Now I didn’t completely go by myself. My friend Olivia also came with us to catch up and chat.

Still, I remember clearly the brisk air as I walked in, five o’clock on a school night, my stomach wrenching with nerves that our friendship would never be the same as it once was.

I stood in line to order something to drink and asked for a second to review the menu when they asked me what I wanted.

“Daphne?”

I turned around and saw her standing there at the door with a look of uncertainty on her face, like she was trying to pick apart my face, trying to piece together the me she knew from three years ago and from the pictures she sees of me online.

We quickly had an embrace where we asked how our days had been and tried to decide what we wanted to drink.

Then Olivia joined us, we all ordered and sat down to enjoy each other’s company.

Olivia and I spent the better part of the night hounding Mickey for information about her new and exciting life and reflecting on what was happening in our own.

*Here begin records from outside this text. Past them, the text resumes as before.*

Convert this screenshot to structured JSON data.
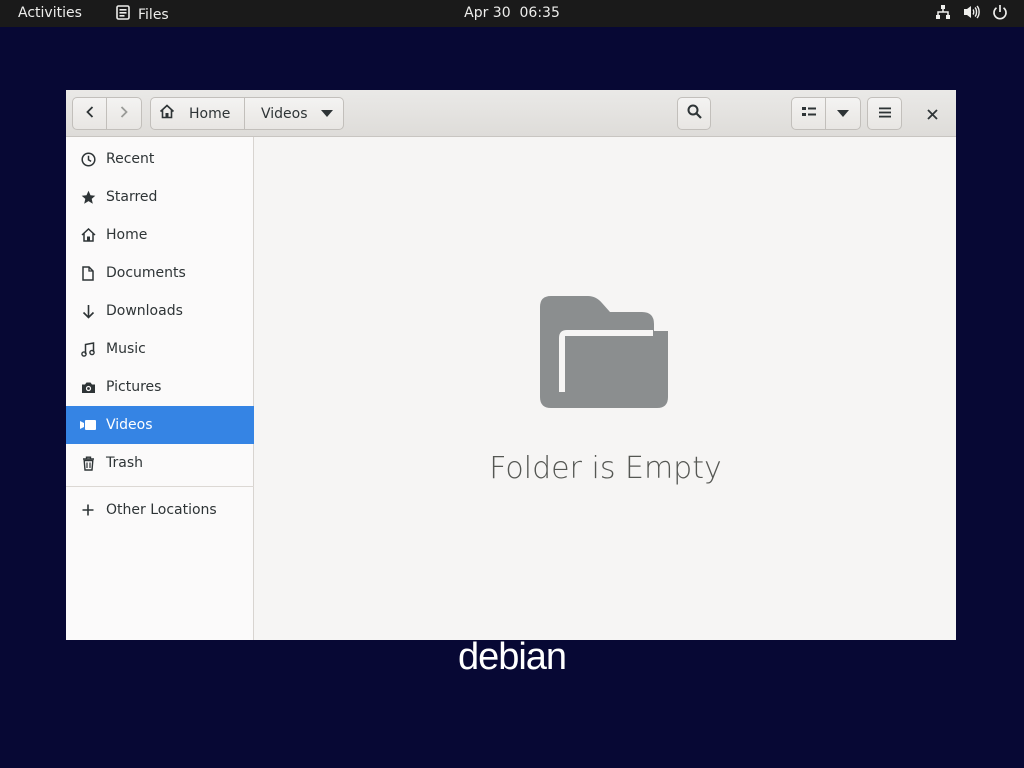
{
  "topbar": {
    "activities": "Activities",
    "app_name": "Files",
    "date": "Apr 30",
    "time": "06:35",
    "status_icons": [
      "network-icon",
      "volume-icon",
      "power-icon"
    ]
  },
  "window": {
    "headerbar": {
      "back_icon": "chevron-left-icon",
      "forward_icon": "chevron-right-icon",
      "path": [
        {
          "label": "Home",
          "icon": "home-icon"
        },
        {
          "label": "Videos",
          "icon": "caret-down-icon"
        }
      ],
      "search_icon": "search-icon",
      "view_icon": "list-view-icon",
      "view_options_icon": "caret-down-icon",
      "menu_icon": "hamburger-icon",
      "close_icon": "close-icon"
    },
    "sidebar": {
      "items": [
        {
          "label": "Recent",
          "icon": "clock-icon",
          "active": false
        },
        {
          "label": "Starred",
          "icon": "star-icon",
          "active": false
        },
        {
          "label": "Home",
          "icon": "home-icon",
          "active": false
        },
        {
          "label": "Documents",
          "icon": "document-icon",
          "active": false
        },
        {
          "label": "Downloads",
          "icon": "download-arrow-icon",
          "active": false
        },
        {
          "label": "Music",
          "icon": "music-note-icon",
          "active": false
        },
        {
          "label": "Pictures",
          "icon": "camera-icon",
          "active": false
        },
        {
          "label": "Videos",
          "icon": "video-icon",
          "active": true
        },
        {
          "label": "Trash",
          "icon": "trash-icon",
          "active": false
        }
      ],
      "other_locations": {
        "label": "Other Locations",
        "icon": "plus-icon"
      }
    },
    "content": {
      "empty_icon": "folder-icon",
      "empty_message": "Folder is Empty"
    }
  },
  "desktop": {
    "wordmark": "debian"
  },
  "colors": {
    "desktop_bg": "#070834",
    "topbar_bg": "#1a1a1a",
    "accent": "#3584e4",
    "folder_icon": "#8b8e8f"
  }
}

The conversation took a cool philosophic turn, and it was enlightening to see that through all the things, all the changes and challenges in each of our lives that we have faced, we could all get together and talk about life on a deeper level.

Meeting with Mickey was an experience way more illustrious than I could have ever imagined. It taught me that growth is something that you cannot fight in yourself, and growth is universal. None of us grow at the same rate, but that is what makes it fun. We all are constantly changing, and the people around us are constantly changing with us.

Well, maybe not with us. I am excited to see what changes these next years bring into my life and my friends’ lives. I hope that next time I might be able to see Mickey in Portland, to meet her new friends and to see her new life. I am so proud of my friend and all her accomplishments in life, and more than that, I am so excited to watch her set the world on fire.